Through its innovative legal structure, it allowed entrepreneurs to aggregate investment capital and mitigate risk. This in turn catalyzed the financing of the Age of Exploration and marked the birth of capitalism, unleashing unprecedented opportunity as European powers rose and fell (and unleashing devastation as they battled through the centuries over resources across the Americas, Africa, and Asia).
Today marks another seminal event in the history of capitalism.
Today, Delaware—the touchstone of American corporate law, and thus the American corporation and capital markets—introduced benefit corporation legislation. This legislation creates a new type of corporation that will have similarly powerful effects, unleashing an Age of Social Innovation and marking a tipping point in the evolution of capitalism.
The Delaware Bar, Chancery Court, and elected officials spent the last several years examining various legal innovations, including benefit corporation legislation that has been signed into law in 12 states (and that is moving forward in more than a dozen others) and alternative models, such as the Flexible Purpose Corporation in California and the Social Purpose Corporation in Washington. The experts in Delaware decided that benefit corporation legislation best meets the needs of the growing market of entrepreneurs and investors interested in using business as a force for good. Importantly, with Delaware on board, leading social entrepreneurs and impact investors now have a clear path to scale via the public capital markets.
By requiring that Delaware benefit corporations “operate in a responsible and sustainable manner” and that their directors “balance the [financial] interests of stockholders … [with] the best interests of those materially affected by the corporation’s conduct” (including their workers, their community, and the environment), Delaware affirms that any new corporate form must be distinct and meaningful. This is accomplished by demonstrating that business exists in the context of society and ought to be accountable for its impact on society, whether or not that impact is captured by a financial statement.
Something as opaque to most of us as redefining the fiduciary duty of directors to include this “balance” requirement is really nothing more than putting into corporate law the higher law that we should do unto others as we would have them do unto us.
It is nothing more and nothing less. It is simple. It is profound.

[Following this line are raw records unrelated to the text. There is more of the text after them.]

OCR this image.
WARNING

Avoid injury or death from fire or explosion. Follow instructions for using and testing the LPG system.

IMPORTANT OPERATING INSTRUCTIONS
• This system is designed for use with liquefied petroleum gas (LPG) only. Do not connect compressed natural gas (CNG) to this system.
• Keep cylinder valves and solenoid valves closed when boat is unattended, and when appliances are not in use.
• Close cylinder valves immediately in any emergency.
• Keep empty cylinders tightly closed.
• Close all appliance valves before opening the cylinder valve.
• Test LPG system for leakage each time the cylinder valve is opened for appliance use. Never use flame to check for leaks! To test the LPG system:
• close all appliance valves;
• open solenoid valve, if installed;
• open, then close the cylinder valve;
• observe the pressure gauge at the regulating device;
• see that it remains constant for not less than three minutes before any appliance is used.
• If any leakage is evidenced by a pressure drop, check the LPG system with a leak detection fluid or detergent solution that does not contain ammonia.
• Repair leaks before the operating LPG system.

In a system of corporate law that places an extraordinary—and well-founded—faith in directors’ judgment, benefit corporation legislation simply expands the scope of those things about which we expect directors to exercise their judgment.
And, importantly, this has legal teeth. Shareholders of benefit corporations are given a right of action to enforce these higher standards of corporate purpose and accountability.
Further, by backing the benefit corporation model, Delaware supports the development of more efficient and effective capital markets by requiring that these new corporations report on their overall social and environmental performance, not just on a single—and potentially narrow—public benefit purpose, as with other alternative models that will inevitably lead to greenwashing.
While Delaware’s benefit corporation legislation does not go as far on the crucial issue of transparency as the legislation passed in the other benefit corporation states (which require annual public reporting against a third-party standard vs. Delaware’s biennial self-reporting to stockholders), it represents a significant step in the right direction. Significantly, in response to this issue, the Colorado Bar has just drafted legislation using Delaware’s basic language but adding a requirement for annual public reporting against a third-party standard. We hope that Delaware will eventually do the same.
While the passage of benefit corporation legislation in Delaware will provide needed legal infrastructure for a new economy that is more inclusive, resilient, and sustainable, it is of course up to entrepreneurs and investors to put the law to good, better, and best use.
Only the next few (hopefully not hundred) years will tell.